L’unica scintilla di immortalità, l’unica consolazione, è legata alla memoria conservata dai vivi e alle tracce di eroismo o saggezza lasciate nel mondo da chi non c’è più. Per questo motivo la tensione verso il giusto e verso la realizzazione piena in questa vita, senza rimandare ad un “aldilà“, era tanto importante nell’antica Grecia.
Il confine tra il mondo dei vivi e il regno delle ombre nelle credenze degli antichi greci è segnato dalle sacre acque della palude Stigia (o secondo alcune varianti del mito dal fiume Acheronte). Qui Caronte traghetta sull’altra sponda le anime, ma solo a due condizioni: il defunto deve aver ricevuto regolare sepoltura e il tragitto deve essere pagato, per questo sotto la lingua del morto, veniva posta una moneta (l’obolo).
Il mito racconta che solo un uomo, particolarmente scaltro, riuscì a prendersi gioco della Morte: Sisifo, primo re di Corinto.

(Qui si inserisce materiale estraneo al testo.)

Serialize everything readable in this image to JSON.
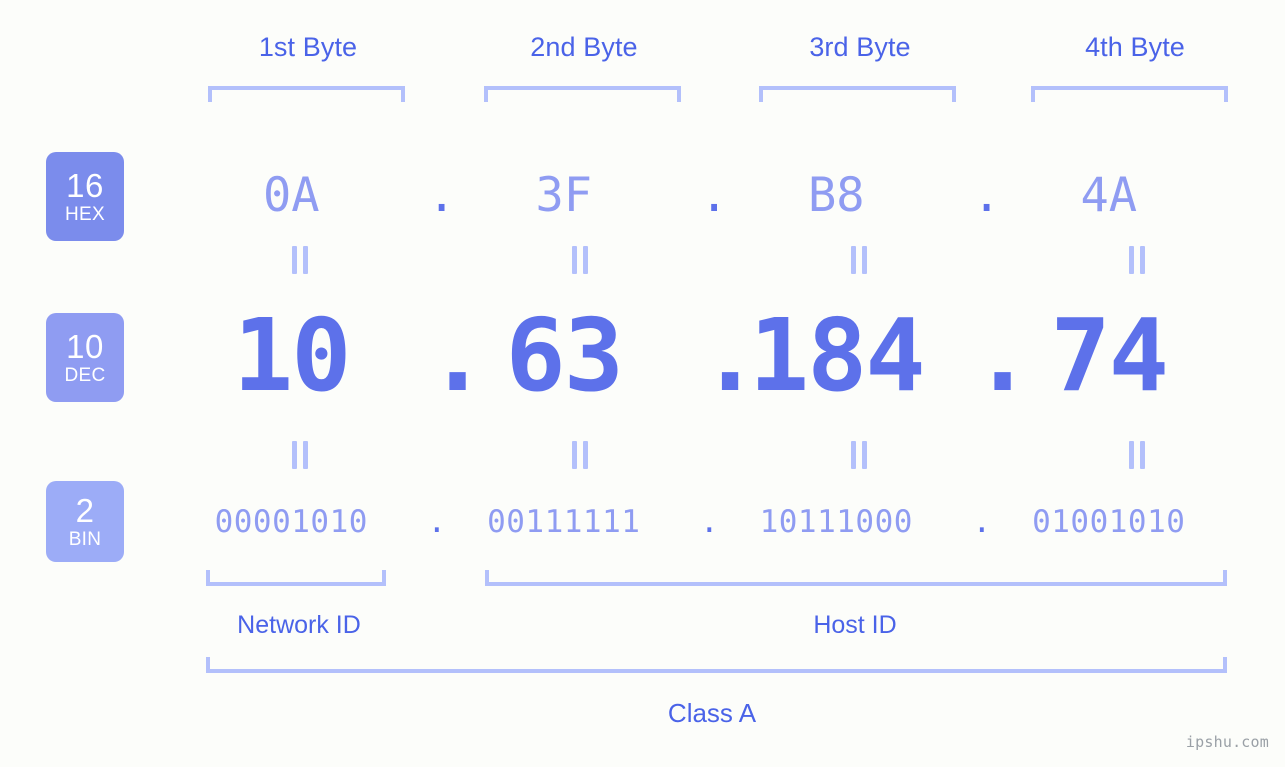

Sembra che Sisifo, avesse rivelato dove Zeus (in preda ai soliti furori erotici) teneva nascosta la ninfa Egina, figlia del dio fluviale Asopo. Per la gratitudine di essere stata salvata la ninfa premiò Sisifo con una fonte per Corinto, città in cui l’acqua scarseggiava, ma Zeus inferocito mandò immediatamente Thànatos a prelevarlo.
Quando Thànatos giunse a casa di Sisifo, questi lo fece ubriacare e lo legò con catene, imprigionandolo, così la morte scomparve dal mondo.
Le guerre non avevano più senso perché in battaglia non moriva più nessuno e Ares, forzatamente disoccupato e non certo sereno, piombò su Sisifo e, liberato Thànatos, condusse il malcapitato Sisifo nel Tartaro. Qui il re di Corinto supplicò Ade di rimandarlo indietro per dire alla moglie di seppellire il suo corpo, poiché un morto non si può considerare proprio morto se non dopo che siano stati compiuti i riti del passaggio, mostrandosi talmente addolorato e afflitto che il signore degli Inferi, s’impietosì e gli consentì di tornare brevemente in vita per sistemare le cose. Ovviamente Sisifo si guardò bene dal tornare.